2. En esta ordenanza, Cristo no es ofrecido a Su Padre ni se hace en absoluto ningún sacrificio real para el perdón de pecados, ni de los vivos ni de los muertos, sino que es solo un memorial de aquel único ofrecimiento de Sí mismo que Él hizo en la cruz, una vez para siempre (Heb. 9:25, 26, 28); y es una ofrenda espiritual de toda alabanza posible a Dios por ello (1 Cor. 11:24; Mat. 26:26, 27).
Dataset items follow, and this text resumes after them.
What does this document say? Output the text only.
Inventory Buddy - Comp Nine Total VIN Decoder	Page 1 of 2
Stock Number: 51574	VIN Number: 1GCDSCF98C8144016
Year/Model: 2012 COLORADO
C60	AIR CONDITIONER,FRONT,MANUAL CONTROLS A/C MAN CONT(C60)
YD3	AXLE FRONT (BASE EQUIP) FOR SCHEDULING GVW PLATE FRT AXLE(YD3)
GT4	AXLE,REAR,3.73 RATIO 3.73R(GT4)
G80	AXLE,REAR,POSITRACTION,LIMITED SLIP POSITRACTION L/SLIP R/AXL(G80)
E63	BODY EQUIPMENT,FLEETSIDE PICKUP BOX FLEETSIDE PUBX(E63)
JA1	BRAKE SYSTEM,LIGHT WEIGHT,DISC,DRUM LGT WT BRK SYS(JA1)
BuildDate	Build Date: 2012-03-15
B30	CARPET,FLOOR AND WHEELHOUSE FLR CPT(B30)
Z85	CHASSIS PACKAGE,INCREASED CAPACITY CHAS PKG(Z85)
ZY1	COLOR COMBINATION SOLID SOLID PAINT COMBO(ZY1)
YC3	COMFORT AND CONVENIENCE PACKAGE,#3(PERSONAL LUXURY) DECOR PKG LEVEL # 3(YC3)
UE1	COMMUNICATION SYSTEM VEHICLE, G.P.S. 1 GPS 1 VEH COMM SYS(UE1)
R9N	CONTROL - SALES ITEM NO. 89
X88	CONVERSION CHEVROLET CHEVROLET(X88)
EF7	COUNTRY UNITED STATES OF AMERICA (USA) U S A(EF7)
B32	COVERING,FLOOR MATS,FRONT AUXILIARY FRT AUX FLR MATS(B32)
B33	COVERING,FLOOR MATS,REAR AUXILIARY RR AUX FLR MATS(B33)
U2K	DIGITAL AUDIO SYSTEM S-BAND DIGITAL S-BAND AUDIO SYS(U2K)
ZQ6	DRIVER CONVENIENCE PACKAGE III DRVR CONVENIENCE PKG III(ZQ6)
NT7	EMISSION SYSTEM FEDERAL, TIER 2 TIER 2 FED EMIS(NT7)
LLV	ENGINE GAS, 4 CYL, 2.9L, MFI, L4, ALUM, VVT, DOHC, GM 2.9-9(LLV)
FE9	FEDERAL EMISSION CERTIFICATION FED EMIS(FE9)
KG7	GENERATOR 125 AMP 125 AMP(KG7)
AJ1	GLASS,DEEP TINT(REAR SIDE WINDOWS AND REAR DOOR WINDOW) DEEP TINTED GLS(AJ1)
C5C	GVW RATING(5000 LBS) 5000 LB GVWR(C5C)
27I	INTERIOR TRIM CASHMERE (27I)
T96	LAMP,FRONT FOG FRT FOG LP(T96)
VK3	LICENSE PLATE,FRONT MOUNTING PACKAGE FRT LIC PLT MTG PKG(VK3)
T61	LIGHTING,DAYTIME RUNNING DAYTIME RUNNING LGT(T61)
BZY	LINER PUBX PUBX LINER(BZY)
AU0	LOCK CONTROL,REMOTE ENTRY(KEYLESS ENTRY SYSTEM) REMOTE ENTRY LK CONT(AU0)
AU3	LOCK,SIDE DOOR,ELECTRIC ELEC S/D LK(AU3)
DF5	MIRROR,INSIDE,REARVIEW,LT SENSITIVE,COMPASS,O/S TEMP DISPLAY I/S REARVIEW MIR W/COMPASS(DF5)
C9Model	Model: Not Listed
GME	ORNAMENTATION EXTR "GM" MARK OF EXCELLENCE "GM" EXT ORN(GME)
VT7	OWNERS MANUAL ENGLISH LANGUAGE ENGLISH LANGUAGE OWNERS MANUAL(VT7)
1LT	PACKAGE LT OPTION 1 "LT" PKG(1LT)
De modo que el sacrificio papista de la misa -como lo llaman- es de lo más abominable e injurioso para el propio y único sacrificio de Cristo, la única propiciación por todos los pecados de los elegidos.
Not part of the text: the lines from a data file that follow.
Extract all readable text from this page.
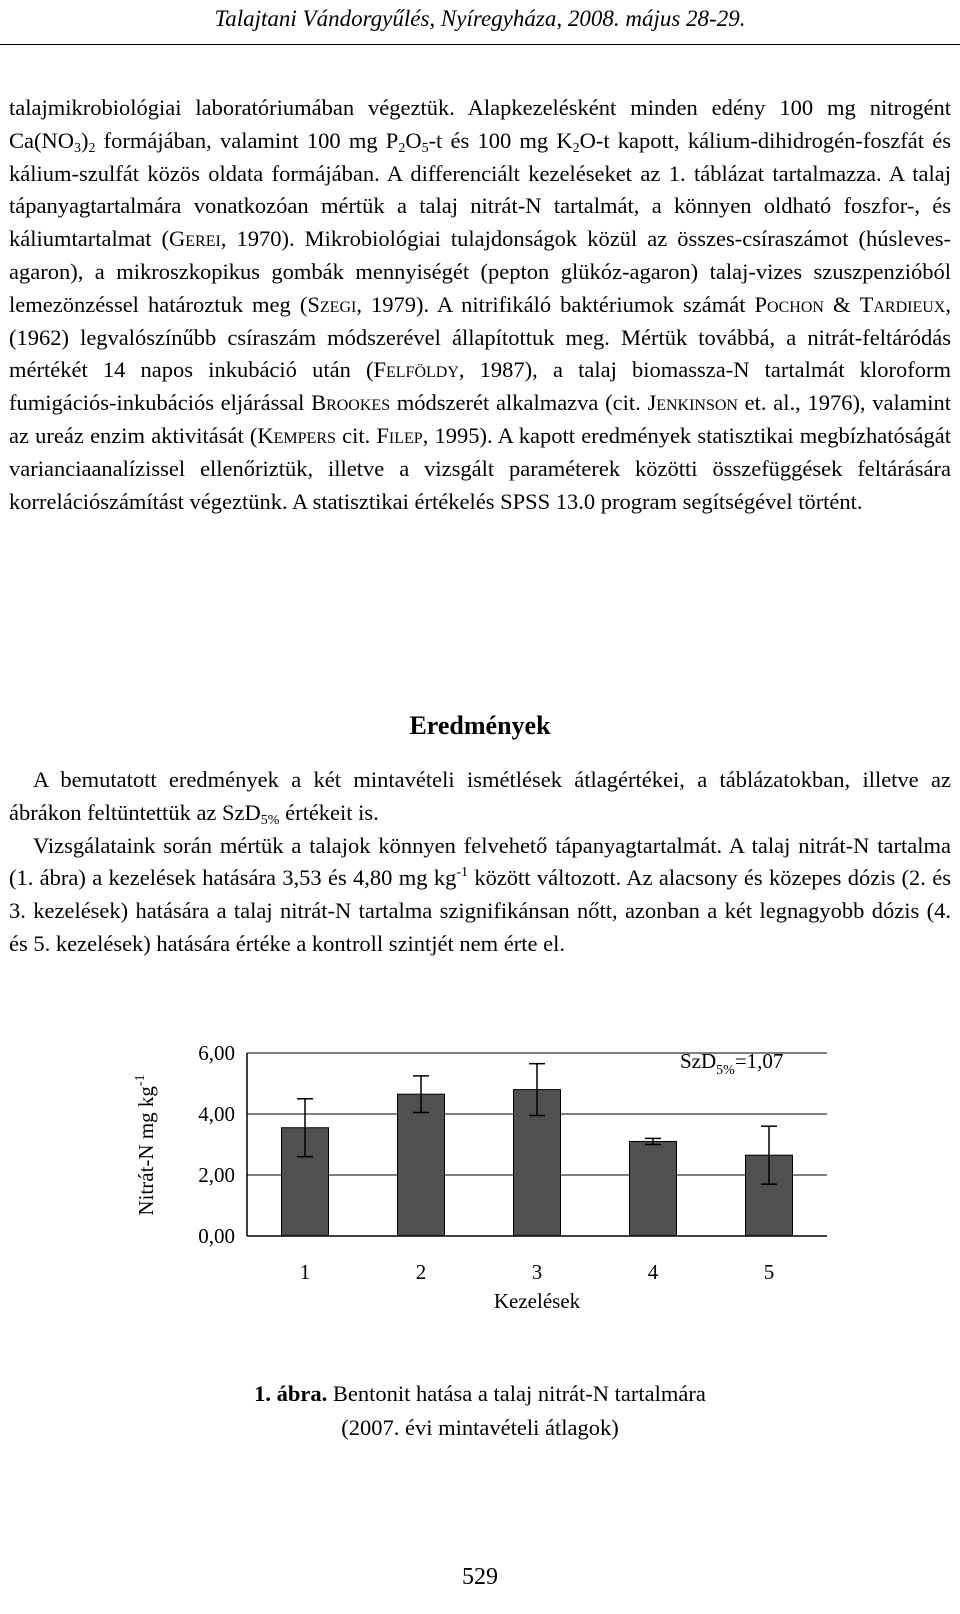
Talajtani Vándorgyűlés, Nyíregyháza, 2008. május 28-29.

talajmikrobiológiai laboratóriumában végeztük. Alapkezelésként minden edény 100 mg nitrogént $Ca(NO_3)_2$ formájában, valamint 100 mg $P_2O_5-t$ és 100 mg $K_2O-t$ kapott, kálium-dihidrogén-foszfát és kálium-szulfát közös oldata formájában. A differenciált kezeléseket az 1. táblázat tartalmazza. A talaj tápanyagtartalmára vonatkozóan mértük a talaj nitrát-N tartalmát, a könnyen oldható foszfor-, és káliumtartalmat (Gerei, 1970). Mikrobiológiai tulajdonságok közül az összes-csíraszámot (húsleves-agaron), a mikroszkopikus gombák mennyiségét (pepton glükóz-agaron) talaj-vizes szuszpenzióból lemezönzéssel határoztuk meg (Szegi, 1979). A nitrifikáló baktériumok számát Pochon & Tardieux, (1962) legvalószínűbb csíraszám módszerével állapítottuk meg. Mértük továbbá, a nitrát-feltáródás mértékét 14 napos inkubáció után (Felföldy, 1987), a talaj biomassza-N tartalmát kloroform fumigációs-inkubációs eljárással Brookes módszerét alkalmazva (cit. Jenkinson et. al., 1976), valamint az ureáz enzim aktivitását (Kempers cit. Filep, 1995). A kapott eredmények statisztikai megbízhatóságát varianciaanalízissel ellenőriztük, illetve a vizsgált paraméterek közötti összefüggések feltárására korrelációszámítást végeztünk. A statisztikai értékelés SPSS 13.0 program segítségével történt.

Eredmények

A bemutatott eredmények a két mintavételi ismétlések átlagértékei, a táblázatokban, illetve az ábrákon feltüntettük az SzD$_{5\%}$ értékeit is.

Vizsgálataink során mértük a talajok könnyen felvehető tápanyagtartalmát. A talaj nitrát-N tartalma (1. ábra) a kezelések hatására 3,53 és 4,80 mg $kg^{-1}$ között változott. Az alacsony és közepes dózis (2. és 3. kezelések) hatására a talaj nitrát-N tartalma szignifikánsan nőtt, azonban a két legnagyobb dózis (4. és 5. kezelések) hatására értéke a kontroll szintjét nem érte el.

0,00
2,00
4,00
6,00
1	2	3	4	5
Kezelések
Nitrát-N mg $kg^{-1}$
SzD$_{5\%}$=1,07
1. ábra. Bentonit hatása a talaj nitrát-N tartalmára
(2007. évi mintavételi átlagok)
529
3. En esta ordenanza, el Señor Jesús ha instituido que sus ministros oren y bendigan los elementos -el pan y el vino- y los aparten así del uso común para un uso santo, y que tomen y partan el pan, tomen la copa y (comulgando ellos mismos también) den ambos elementos a los comulgantes (1 Cor. 11:23-26, etc.).
4. Negar la copa al pueblo de Dios, adorar los elementos, levantarlos o llevarlos de un lugar a otro para que sean adorados, y reservarlos para cualquier uso supuestamente religioso son todos usos contrarios a la naturaleza de esta ordenanza y a la institución de Cristo (Mat. 26:26-28; Mat. 15:9; Éxo. 20:4, 5).
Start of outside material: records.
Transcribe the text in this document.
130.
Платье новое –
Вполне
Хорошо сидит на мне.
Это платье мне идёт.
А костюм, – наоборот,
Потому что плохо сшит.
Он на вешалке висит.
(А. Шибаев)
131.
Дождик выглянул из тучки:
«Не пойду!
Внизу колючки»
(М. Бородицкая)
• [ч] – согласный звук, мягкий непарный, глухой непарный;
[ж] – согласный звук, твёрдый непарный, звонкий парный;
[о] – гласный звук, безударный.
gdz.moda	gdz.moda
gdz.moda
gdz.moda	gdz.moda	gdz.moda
5. Los elementos externos de esta ordenanza, debidamente apartados para los usos instituidos por Cristo, están tan relacionados con Él crucificado que a veces son llamados verdaderamente -aunque con términos usados figuradamente- por el nombre de las cosas que estos representan, a saber: el cuerpo y la sangre de Cristo (1 Cor. 11:27); no obstante, en cuanto a su sustancia y naturaleza, los elementos siguen siendo verdadera y solamente pan y vino, como lo eran antes (1 Cor. 11:26 y el v. 28).
6. La doctrina que sostiene un cambio de sustancia del pan y del vino en la sustancia del cuerpo y la sangre de Cristo (llamada comúnmente transubstanciación) por la consagración de un sacerdote, o de cualquier otra forma, es repugnante no solo para la Escritura (Hch. 3:21; Luc. 24:6 y el v. 39), sino incluso para el sentido común y la razón; trastorna la naturaleza de la ordenanza; y ha sido -y es- la causa de múltiples supersticiones, y hasta de idolatrías groseras (1 Cor. 11:24, 25).
7. Los que reciben dignamente esta ordenanza, participando externamente de los elementos visibles en esta, también reciben y se alimentan entonces -internamente, por la fe, de una manera real y verdadera, aunque no carnal ni corporal, sino espiritualmente- de Cristo crucificado y de todos los beneficios de Su muerte; el cuerpo y la sangre de Cristo estando entonces -no corporal ni carnal, sino espiritualmente- presentes en esa ordenanza, para la fe de los creyentes, así como los elementos mismos lo están para sus sentidos externos (1 Cor. 10:16; 11:23-26).
8. Todos los ignorantes e impíos, como no son aptos para gozar de la comunión con Cristo, son -por tanto- indignos de la Mesa del Señor, y -mientras permanezcan como tales- no pueden participar de estos santos misterios ni pueden ser admitidos en estos sin que esto sea un gran pecado contra Él (2 Cor. 6:14, 15); es más, todo aquel que reciba estos misterios indignamente es culpable del cuerpo y de la sangre del Señor, pues come y bebe juicio para sí (1 Cor. 11:29; Mat. 7:6).